Alors que Sofia et Aidan abandonnèrent temporairerement le fiacre qu'ils avaient emprunté, tous deux se hâtèrent en direction de l'entrée des grilles qui menait ensuite vers les portes en chêne
Tandis qu'ils coururent à en perdre haleine, le vent faisant valdinger les cheveux de Sofia de tous les côtés, Aidan quant à lui retira de sa poche intérieure sa montre à gousset pour glisser une oeillade furtive sur la cadran tressautant.
-Onze heures moins vingt-cinq, dit-il. Les membres de la Chambre se réunissent dans moins d'une demie-heure. Faut se grouiller !
Ils arrivèrent alors devant l'entrée des grilles où y étaient positionnés des gardes affublés d'un uniforme rouge et qui tenaient des hallebardes.
-Pardonnez-nous de...de vous importuner Mess...Messieurs, dit aimablement Aidan, essoufflé par sa récente course.
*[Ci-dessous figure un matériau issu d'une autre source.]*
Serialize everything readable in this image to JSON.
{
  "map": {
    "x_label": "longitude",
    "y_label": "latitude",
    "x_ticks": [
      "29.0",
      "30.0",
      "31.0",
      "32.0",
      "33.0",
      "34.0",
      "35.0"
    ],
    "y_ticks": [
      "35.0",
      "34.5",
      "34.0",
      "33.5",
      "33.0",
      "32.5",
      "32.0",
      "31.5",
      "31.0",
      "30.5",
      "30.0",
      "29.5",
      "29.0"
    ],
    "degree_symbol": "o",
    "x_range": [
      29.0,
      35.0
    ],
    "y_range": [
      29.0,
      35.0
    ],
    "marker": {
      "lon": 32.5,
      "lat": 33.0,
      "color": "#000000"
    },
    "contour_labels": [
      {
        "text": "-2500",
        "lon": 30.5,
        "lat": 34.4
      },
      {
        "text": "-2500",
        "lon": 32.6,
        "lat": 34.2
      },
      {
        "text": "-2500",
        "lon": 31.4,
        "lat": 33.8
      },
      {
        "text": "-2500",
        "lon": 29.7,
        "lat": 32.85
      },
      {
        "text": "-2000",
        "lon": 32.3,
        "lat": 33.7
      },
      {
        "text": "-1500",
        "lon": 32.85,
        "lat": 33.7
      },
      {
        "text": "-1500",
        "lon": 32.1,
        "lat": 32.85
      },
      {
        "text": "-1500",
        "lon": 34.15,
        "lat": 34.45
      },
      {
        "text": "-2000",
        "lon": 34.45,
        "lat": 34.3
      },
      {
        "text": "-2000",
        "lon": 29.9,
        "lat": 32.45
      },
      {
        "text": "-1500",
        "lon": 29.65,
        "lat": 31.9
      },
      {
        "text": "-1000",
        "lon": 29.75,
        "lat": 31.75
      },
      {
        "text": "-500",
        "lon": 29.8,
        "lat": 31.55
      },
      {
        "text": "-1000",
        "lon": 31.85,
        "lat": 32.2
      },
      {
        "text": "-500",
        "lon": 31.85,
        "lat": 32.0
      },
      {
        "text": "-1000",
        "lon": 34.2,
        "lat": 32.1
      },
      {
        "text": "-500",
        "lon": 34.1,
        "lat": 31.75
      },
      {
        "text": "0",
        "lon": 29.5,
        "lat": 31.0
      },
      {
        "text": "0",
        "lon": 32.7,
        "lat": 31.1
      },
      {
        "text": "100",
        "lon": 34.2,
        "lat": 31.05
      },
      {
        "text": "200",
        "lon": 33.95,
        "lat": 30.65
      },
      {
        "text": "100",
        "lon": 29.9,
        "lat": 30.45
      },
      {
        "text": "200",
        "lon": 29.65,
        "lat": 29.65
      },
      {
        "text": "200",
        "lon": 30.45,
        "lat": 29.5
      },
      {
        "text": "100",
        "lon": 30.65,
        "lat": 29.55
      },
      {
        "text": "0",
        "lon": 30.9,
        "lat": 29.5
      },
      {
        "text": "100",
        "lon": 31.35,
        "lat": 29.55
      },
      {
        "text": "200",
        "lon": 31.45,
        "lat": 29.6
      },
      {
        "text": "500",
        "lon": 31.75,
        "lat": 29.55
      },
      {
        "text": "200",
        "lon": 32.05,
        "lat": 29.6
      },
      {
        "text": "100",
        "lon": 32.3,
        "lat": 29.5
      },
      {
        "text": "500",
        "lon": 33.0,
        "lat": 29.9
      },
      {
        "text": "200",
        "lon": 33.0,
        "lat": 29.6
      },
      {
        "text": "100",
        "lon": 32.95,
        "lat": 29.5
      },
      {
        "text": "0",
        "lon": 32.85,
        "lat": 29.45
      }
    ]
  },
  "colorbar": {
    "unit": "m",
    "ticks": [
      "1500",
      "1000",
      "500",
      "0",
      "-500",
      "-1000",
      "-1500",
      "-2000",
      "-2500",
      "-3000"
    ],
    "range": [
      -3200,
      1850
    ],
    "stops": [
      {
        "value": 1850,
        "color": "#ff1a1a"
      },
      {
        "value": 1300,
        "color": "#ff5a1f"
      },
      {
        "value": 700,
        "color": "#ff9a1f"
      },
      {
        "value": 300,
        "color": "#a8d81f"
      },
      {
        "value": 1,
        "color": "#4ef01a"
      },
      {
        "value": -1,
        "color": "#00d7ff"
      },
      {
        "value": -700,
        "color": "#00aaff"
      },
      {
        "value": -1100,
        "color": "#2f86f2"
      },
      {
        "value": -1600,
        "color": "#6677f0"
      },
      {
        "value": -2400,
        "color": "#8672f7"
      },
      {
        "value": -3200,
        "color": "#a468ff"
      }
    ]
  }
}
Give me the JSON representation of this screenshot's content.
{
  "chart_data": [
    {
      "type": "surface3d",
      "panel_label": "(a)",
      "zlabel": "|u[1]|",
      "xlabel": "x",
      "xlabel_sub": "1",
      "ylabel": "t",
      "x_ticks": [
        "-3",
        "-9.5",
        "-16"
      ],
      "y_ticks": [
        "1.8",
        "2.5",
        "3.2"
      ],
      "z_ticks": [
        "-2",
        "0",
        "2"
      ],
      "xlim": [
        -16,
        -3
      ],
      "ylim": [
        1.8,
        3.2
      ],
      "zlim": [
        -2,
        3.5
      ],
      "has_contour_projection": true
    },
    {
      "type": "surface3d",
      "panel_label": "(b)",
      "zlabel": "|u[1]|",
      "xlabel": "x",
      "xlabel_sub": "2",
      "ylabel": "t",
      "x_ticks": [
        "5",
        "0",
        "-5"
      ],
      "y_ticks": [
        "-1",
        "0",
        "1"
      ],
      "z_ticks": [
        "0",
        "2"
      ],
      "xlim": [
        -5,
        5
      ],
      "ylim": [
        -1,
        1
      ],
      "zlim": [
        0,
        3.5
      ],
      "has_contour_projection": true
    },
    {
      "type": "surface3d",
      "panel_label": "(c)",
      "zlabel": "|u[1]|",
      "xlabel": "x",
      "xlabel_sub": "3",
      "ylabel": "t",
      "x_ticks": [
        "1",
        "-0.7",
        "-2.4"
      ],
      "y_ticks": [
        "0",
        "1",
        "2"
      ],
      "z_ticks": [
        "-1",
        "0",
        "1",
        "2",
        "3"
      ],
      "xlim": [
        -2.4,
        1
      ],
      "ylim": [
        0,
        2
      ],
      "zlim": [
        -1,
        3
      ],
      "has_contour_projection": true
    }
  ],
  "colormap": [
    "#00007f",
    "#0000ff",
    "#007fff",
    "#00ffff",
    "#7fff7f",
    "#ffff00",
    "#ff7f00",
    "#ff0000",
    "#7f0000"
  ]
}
Mais c'est extrê...extrêmement urgent. Nous devons...remettre...ce discours à...à Mr. Gladstone...
Sofia sortit alors de sa sacoche le discours en question pour le montrer aux gardes. Ces derniers échangèrent entre eux des sourires amusés, dépeignant leur incrédulité par rapport à ce qu'ils venaient d'entendre.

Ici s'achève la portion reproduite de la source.